Watchdog summons Leumi chiefs to explain Psagot fundraising
The Israel Securities Authority summoned Bank Leumi chief executive Galia Maor and chairman Eitan Raff to explain the extraordinarily high amounts that the mutual fund Psagot Madadim 120 Corporation raised on its day of launch - a startling NIS 1.7B.
The Israel Securities Authority summoned Bank Leumi chief executive Galia Maor and chairman Eitan Raff to explain the extraordinarily high amounts that the mutual fund Psagot Madadim 120 Corporation raised on its day of launch - a startling NIS 1.7 billion.
A senior Bank Leumi executive said after yesterday's discussion that Terry had no complaint against the bank and the conversation was not a warning.
"The bank found no fault in the marketing of the fund and Terry made no demand to change anything. We believe the consultancy law is important and seek to review procedures to act in the best interests of the client."
But ISA chairman Moshe Terry told the Bank Leumi chiefs that if any breach of the consultancy laws had occurred, he would not hesitate to respond with all the means at his disposal.
Bank Leumi deputy CEO Yona Fogel said the bank's top executives had met with the ISA chairman in the course of the watchdog's investigation of Psagot Madadim 120.
"The bank also investigated the matter and found that the reason for the fund's success [raising money] lay in the kind of fund it is, and its investments, which suited the period in which the fund was launched. The bank examined itself again and again in compliance with the consultancy law and found that the procedures had been proper."
Bank Leumi holds itself faultless in this respect, Fogel said, and will continue to comply with the law.
In the meeting with Maor and Raff, Terry said the extraordinary events surrounding Psagot Madadim 120 could not be ignored. Maor and Raff presented Terry with documents that they claimed indicated the good judgment of investors choosing the fund.
Psagot Madadim 120 was launched in mid-June, and broke the fundraising record in Israel's mutual fund industry. It specializes in CPI-linked Galil bonds. When news of its fundraising hit the press, some experts said it would have to buy over NIS 2 billion worth of Galil bonds to meet the terms of its prospectus.

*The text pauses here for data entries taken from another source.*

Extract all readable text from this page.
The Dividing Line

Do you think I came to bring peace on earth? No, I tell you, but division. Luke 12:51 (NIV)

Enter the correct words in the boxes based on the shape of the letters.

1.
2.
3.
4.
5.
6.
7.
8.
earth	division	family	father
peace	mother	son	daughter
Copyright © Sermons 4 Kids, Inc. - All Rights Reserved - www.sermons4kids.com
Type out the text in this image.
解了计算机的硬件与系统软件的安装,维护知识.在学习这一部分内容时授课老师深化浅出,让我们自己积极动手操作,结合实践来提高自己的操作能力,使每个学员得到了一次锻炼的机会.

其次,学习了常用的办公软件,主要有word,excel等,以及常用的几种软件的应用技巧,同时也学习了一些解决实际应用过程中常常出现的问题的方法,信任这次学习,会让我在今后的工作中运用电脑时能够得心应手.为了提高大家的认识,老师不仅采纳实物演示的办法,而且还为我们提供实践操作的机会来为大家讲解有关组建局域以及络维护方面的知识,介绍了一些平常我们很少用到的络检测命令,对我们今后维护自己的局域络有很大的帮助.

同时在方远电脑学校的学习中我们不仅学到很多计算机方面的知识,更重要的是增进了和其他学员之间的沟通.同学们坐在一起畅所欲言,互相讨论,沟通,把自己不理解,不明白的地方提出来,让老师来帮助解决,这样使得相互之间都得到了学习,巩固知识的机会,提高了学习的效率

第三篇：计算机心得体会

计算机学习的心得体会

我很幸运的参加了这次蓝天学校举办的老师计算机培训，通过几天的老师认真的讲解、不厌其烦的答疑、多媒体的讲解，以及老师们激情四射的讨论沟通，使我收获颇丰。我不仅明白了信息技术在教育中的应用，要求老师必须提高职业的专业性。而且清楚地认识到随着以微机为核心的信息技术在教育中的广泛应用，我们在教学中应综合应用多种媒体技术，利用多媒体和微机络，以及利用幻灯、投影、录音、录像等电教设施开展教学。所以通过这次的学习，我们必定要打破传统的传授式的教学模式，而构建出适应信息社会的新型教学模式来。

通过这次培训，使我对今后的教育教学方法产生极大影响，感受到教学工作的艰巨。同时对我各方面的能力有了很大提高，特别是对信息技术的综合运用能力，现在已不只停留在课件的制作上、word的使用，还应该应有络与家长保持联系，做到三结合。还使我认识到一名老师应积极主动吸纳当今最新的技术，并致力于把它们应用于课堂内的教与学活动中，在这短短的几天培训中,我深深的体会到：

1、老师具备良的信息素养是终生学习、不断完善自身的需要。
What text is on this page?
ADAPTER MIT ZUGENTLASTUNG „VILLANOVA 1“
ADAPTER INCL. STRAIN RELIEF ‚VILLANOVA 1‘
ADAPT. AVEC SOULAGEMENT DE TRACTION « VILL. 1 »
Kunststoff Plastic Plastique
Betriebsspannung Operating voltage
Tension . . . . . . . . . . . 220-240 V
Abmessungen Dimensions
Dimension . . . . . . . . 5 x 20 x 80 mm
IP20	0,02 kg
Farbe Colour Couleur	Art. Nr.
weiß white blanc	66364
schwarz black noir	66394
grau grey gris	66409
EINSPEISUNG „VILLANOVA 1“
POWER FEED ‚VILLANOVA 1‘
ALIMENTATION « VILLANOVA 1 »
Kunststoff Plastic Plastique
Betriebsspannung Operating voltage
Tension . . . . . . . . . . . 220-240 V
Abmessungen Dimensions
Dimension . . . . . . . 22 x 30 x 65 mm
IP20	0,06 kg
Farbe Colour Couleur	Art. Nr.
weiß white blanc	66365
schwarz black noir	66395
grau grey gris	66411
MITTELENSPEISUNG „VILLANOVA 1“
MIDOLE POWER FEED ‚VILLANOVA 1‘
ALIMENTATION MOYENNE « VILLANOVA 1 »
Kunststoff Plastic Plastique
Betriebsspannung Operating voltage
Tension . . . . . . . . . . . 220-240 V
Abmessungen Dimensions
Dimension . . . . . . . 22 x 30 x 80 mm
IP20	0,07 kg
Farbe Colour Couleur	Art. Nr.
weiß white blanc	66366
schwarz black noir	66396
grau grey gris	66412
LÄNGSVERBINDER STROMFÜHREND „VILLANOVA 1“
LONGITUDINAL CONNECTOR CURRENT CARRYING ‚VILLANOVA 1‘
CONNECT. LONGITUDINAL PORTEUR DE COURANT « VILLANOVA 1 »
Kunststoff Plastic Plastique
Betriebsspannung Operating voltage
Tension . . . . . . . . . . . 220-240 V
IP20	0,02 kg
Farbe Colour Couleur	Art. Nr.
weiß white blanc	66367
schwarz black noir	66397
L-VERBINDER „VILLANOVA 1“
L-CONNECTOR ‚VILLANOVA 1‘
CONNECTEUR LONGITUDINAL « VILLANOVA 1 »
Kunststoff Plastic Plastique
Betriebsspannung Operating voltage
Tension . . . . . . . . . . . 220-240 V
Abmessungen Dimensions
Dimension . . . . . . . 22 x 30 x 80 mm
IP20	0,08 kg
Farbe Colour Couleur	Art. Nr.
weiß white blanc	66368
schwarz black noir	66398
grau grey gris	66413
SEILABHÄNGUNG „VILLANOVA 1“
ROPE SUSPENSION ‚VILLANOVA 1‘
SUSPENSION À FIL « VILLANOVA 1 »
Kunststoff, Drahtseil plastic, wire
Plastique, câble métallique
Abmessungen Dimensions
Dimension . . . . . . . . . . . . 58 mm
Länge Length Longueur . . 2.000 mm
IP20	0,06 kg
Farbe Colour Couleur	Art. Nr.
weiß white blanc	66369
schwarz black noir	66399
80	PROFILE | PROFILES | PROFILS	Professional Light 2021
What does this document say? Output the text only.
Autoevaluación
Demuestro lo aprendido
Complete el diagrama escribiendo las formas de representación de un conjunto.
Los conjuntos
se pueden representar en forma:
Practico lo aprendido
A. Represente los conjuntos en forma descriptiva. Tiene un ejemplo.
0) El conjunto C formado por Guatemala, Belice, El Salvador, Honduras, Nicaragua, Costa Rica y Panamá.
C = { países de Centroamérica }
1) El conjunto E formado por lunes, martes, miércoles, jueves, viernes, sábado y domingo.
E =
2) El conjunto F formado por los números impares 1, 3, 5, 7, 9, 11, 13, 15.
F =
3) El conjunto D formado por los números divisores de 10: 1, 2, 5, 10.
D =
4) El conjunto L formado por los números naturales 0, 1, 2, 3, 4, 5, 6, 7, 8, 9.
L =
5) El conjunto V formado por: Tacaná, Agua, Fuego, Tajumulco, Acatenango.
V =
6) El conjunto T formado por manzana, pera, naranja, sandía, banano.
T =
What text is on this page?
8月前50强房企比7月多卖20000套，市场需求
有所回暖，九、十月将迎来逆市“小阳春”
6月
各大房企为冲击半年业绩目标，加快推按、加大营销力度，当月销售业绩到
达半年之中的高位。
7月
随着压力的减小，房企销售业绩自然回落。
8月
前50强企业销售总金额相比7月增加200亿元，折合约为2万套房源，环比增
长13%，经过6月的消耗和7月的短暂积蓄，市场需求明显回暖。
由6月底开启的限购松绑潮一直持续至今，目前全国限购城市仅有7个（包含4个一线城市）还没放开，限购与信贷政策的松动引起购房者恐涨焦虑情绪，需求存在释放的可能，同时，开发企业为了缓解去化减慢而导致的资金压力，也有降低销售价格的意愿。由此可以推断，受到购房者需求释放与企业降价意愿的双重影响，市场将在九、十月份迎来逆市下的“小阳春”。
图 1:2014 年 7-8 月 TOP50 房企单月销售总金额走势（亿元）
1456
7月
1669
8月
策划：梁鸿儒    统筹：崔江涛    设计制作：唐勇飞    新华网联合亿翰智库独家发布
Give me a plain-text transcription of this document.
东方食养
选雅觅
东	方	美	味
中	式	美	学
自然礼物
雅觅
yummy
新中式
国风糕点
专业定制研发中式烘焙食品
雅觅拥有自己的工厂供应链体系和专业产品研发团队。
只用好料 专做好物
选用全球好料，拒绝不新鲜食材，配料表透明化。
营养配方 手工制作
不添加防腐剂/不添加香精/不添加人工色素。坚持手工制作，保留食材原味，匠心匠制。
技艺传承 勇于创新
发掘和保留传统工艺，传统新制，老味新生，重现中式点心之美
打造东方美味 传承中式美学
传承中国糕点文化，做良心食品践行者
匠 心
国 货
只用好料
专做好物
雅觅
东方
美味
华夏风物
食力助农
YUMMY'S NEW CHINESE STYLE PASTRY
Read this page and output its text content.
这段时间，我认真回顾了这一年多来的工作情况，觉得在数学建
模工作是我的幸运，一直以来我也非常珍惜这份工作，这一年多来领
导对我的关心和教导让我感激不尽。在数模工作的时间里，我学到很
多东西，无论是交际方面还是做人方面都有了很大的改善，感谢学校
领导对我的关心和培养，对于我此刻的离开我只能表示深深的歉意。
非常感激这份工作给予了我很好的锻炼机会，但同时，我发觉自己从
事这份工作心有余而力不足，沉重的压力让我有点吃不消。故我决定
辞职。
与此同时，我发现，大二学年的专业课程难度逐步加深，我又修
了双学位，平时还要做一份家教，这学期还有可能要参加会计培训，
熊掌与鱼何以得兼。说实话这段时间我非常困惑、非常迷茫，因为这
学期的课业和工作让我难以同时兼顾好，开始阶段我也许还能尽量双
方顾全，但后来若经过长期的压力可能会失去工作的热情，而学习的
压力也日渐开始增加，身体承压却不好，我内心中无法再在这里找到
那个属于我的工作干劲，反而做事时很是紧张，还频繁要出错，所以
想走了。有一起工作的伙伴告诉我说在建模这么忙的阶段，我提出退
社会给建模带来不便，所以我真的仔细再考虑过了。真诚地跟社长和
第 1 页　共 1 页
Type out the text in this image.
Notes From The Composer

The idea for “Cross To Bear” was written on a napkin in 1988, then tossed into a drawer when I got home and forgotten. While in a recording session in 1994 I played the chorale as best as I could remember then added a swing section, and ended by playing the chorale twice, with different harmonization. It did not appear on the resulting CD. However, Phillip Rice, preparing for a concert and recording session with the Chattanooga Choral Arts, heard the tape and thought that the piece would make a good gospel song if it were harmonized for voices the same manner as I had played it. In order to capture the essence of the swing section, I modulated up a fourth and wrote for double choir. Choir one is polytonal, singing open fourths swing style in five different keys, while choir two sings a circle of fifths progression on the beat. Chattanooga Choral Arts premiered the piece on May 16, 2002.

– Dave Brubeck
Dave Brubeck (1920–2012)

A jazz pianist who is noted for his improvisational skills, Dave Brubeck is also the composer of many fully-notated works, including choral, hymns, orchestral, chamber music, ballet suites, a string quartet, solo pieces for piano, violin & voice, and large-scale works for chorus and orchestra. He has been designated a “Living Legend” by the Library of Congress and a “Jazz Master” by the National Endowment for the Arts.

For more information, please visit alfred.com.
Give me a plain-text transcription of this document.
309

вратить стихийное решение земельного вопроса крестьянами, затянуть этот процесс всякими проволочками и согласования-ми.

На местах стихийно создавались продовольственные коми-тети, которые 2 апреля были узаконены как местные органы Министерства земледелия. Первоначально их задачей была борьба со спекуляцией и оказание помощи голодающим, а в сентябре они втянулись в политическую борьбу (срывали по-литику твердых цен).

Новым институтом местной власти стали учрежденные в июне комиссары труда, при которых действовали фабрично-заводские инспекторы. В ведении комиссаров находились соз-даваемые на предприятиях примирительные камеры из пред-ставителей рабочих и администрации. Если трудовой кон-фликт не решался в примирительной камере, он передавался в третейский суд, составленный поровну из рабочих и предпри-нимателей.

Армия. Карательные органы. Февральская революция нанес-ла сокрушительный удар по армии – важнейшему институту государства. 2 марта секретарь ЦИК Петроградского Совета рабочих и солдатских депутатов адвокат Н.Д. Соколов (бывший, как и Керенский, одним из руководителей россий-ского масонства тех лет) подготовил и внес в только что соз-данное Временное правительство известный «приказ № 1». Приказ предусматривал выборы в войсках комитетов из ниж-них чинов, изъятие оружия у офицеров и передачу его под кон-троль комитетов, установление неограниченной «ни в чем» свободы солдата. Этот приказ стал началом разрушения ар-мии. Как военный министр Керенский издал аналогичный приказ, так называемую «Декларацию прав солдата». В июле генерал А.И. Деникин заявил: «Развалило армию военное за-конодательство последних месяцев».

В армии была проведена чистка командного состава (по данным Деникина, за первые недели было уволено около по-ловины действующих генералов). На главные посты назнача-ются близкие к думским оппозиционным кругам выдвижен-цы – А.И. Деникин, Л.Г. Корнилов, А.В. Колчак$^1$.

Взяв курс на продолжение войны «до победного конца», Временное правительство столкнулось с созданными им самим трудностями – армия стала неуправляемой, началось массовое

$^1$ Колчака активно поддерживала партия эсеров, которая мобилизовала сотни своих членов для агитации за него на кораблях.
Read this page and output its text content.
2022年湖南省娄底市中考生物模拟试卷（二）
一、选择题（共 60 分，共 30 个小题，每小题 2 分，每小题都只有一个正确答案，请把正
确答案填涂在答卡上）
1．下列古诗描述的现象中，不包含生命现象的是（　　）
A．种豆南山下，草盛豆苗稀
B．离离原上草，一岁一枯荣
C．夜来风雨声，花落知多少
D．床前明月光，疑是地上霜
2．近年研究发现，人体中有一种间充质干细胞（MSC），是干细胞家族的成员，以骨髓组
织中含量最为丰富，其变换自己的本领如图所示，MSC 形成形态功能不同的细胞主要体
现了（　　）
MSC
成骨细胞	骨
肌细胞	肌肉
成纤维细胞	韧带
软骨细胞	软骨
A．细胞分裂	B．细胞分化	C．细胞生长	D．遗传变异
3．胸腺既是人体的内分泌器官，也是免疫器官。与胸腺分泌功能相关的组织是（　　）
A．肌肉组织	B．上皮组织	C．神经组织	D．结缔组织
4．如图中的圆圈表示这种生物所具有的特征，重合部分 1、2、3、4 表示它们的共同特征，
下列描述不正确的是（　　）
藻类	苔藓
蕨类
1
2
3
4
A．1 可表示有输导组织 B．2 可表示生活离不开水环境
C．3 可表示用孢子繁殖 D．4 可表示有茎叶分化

The experts also cast doubt on the wisdom of investing in Psagot Madadim 120, saying Galil yields were past their peak and shekel deposits would generate more. Terry told the Bank Leumi chiefs to make every effort possible to ensure the bank clerks are aware of the consultancy law's restrictions.
Bank Leumi believes the conversation is the end of the matter because if the Securities Authority had any suspicions against the bank, it would not have summoned Maor and Raff for an open discussion. But the bank refused to say if it plans any changes in future procedures.
The authority also declined to explain its behavior in the matter or say if it believes the bank violated the law or if yesterday's conversation was its last planned action on the matter.